Tuesday, November 16, 2010

Oklahoma and Sharia

What if someone died without a will and his sons went to the court and said, "We want the estate divided according to our religion which says that we get twice what our sisters get." I suspect that the Left would be outraged. Unless you specified that the family was Muslim. Then, apparently, it would be ok. The same is true for divorce. The Left has been arguing for women's rights during a divorce for decades but Sharia puts the wife at a huge disadvantage.

So why is the Left so outraged at a constitutional amendment that forbids the courts from considering foreign law or Sharia? It appears that they put the feeling of Muslims above the rights of women.

A little background is needed to understand where this amendment came from. Sharia has not been referenced in any legal cases in the US but a separate legal system has been set up in Canada based on Sharia. It is limited to civil cases and participation in this is supposed to be voluntary by all parties but the fact that any woman would agree to this shows that they are pressured by their family and others to go against their best interests. There has been talk of setting up a similar structure in Great Britain. Many European cities with large Muslim populations have unofficial Sharia courts.

As for international law, the Supreme Court has cited this at least once in deciding a case. The problem with citing international law or, more accurately, citing laws from other countries, is that it is easy to pick and choose which countries you are going to cite from in order to justify a ruling. It also circumvents the legislature, allowing the courts too much power. For some reason, this part of the amendment has been ignored in the debate but it is important since it puts the part about Sharia into context. The amendment simply makes it clear that influences that have no business in American courts should not be considered. Some have described it as a solution in search of a problem. A lot of laws are like that. If there is no problem then it will never be an issue.

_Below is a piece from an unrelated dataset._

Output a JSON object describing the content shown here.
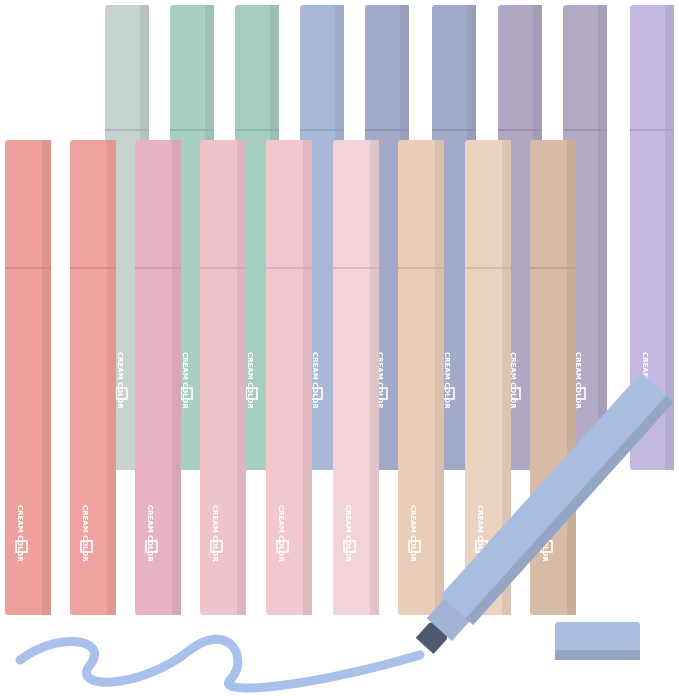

Nether of these principles is in keeping with the American spirit or Constitution. In fact, the First Amendment should make this unneeded. Should is the operative word here. Sharia has already been cited in one case in New Jersey. In 2008 a judge found a man not-guilty of raping his wife and refused to grant a restraining order. His reason? The court found that, because of his religion, he believed that the husband thought that his wife had to grant his desire for sex whenever he desired it.

Enter CAIR (the Council of American-Islamic Relations). They have made a number of outrageous claims. They got a temporary injunction against the amendment on the claim that it would outlaw an Islamic will or ban the wearing of a headscarf. As long as there is a will, the law does not care if you gave your sons a disproportionate share of your estate because of your religion or because your daughter spilled gravy on you at Thanksgiving nor does it say anything about individual choices like the headscarf.

The issue is highly polarized with the Left supporting CAIR and the Right supporting Oklahoma. Michael Gerson of the Washington Post dismisses the amendment as faith-baiting. This is a rather typical reaction and in keeping with the Left's blind spot towards Islam is general. This is not really surprising. I could write a book on the Left's blind spots to human rights abuses. Instead I will close with a variation of my original question - how would the Left have reacted if a man was found not-guilty of raping his wife because of his Christian beliefs? Would they be rallying behind the husband or the wife?